Forewarned, as it turns out, is not necessarily forearmed. In November 2019, Wuhan and the world was abuzz about an unknown affliction. It didn’t quite stir the WHO. On December 31, 2019, China informed the WHO that ’41 persons were suffering from pneumonia of unknown cause’. 

Yet, curiously, on January 14, 2020, despite the ‘cluster of infection’, the WHO declared that preliminary investigations “found no clear evidence of human-to-human transmission of the novel coronavirus”. Indeed, the declaration of ‘pandemic’ arrived only on March 11.

It was not that the WHO lacked information. Taiwan, the outlier in the containment of COVID-19, did warn the WHO. But such is the hold of politics that the warnings of Taiwan, which is precluded from being a member by China, were ignored. Japan’s deputy prime minister Taro Aso remarked that the WHO is now being called the Chinese Health Organisation. 
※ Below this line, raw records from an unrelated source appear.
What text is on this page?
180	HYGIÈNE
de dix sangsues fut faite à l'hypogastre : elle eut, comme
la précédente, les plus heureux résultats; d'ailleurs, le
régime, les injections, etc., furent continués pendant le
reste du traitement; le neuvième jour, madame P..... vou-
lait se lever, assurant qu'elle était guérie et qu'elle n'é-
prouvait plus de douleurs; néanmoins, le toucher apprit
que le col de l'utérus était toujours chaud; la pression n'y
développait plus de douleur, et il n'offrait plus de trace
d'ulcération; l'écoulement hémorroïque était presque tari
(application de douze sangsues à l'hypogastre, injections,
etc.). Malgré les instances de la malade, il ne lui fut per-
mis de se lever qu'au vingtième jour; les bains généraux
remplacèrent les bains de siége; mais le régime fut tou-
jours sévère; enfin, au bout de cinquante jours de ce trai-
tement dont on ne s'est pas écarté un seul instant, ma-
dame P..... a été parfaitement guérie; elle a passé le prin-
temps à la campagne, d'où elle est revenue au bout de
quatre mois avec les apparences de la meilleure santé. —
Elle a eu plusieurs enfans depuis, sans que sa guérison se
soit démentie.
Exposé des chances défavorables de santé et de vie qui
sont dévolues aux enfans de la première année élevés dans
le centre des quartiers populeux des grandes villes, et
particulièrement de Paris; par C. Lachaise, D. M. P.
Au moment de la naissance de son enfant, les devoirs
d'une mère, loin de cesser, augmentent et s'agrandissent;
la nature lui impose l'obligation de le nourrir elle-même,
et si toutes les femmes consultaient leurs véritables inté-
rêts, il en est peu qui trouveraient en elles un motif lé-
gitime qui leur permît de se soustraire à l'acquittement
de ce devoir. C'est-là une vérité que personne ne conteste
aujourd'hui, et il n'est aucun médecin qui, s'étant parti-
The fallout of failure is manifest. Over 17 lakh persons are afflicted and the Wuhan virus has left over 1,03,800 dead. Two-thirds of the world is under lockdown. Trillions of dollars — in global savings and revenues — has been wiped out. World GDP is contracting by the day, millions have lost jobs and the IMF reports that 90 countries across the world are seeking assistance.

Last week, US President Donald Trump, called out the WHO and suspended funding to the WHO. Without prejudice, and most charitably, it can be safely said that when the post-mortem — the history of the pandemic — is written, the conduct of the WHO will not come out smelling good. 

The WHO is not the only multilateral institution that is flailing. The same is true of the United Nations, the World Trade Organisation, the IMF and the World Bank who have their share of critics and critique, and many other allied and subsidiary intentions of global institutions.

The UN’s Preamble states the determination “to save succeeding generations from the scourge of war” and “to reaffirm faith in fundamental human rights”. One factoid spells the state of promise eloquently. It is now nine years since the eruption of civil war in Syria and five years since Nilufer Demir’s image of Alyan Kurdi shocked the world. Little has changed for refugees or in Syria. 

The WTO was set up to “ensure that trade flows as smoothly” to enable employment, optimal use of resources and sustainable development. Consensus has eluded it since the 1997 Doha round and the WTO was even declared ‘esta muerta’ at Cancun! A quarter of a century after the grand Marrakesh Declaration, the WTO largely hosts disputes, and trade blocs host free trade agreements.

The constitution of the WHO obliges the multilateral institution set up to act as the directing and coordinating authority on international health “to stimulate and advance work to eradicate epidemic, endemic and other diseases”. Yet over 100 days after the Wuhan disclosure as the world struggles to deal with the pandemic, there is no template yet on testing and treatment, the protocols and processes are as varied as the number of affected entities. 

It would be seductive to blame bureaucratic bloat of these entities and the superpower manoeuvres. The deflation of stated moral imperatives stems from inherent conceptual and structural flaws. There is the legacy of the Westphalian template, at its core the covenant of sovereignty is intact and often multilateral objectives are in conflict with individual states. There is also operational structure — elected and selected leadership, beneficiaries of geopolitical choices are vulnerable to whims of the votes! The arrangement of power and authority deters change. And this is embedded in the design. 

The archaic architecture of veto power with the Security Council has left the piety of the UN preamble stranded in words. Give and take politics, not professionalism or merit, determines who is chosen for the top jobs. And speculation and innuendo have haunted decisions — or indecision in the case of Wuhan virus. The voting structure and quotas have institutionalised super-creditor beleaguered-borrower apartheid at the multilateral lending and aid institutions. The pile up of disputes at WTO has much to do with the wreckage of appointments blocked by power blocs. 

The issues are known and there is much literature on what needs to be done. There is also an occasion coming up — the 75th Anniversary of the UN. Declarations and conviction about changing critical human conditions can scarcely afford the luxury of political promiscuity, of contextual convenience.

To paraphrase Thomas Jefferson, if the world fails to hang together it will most assuredly hang separately.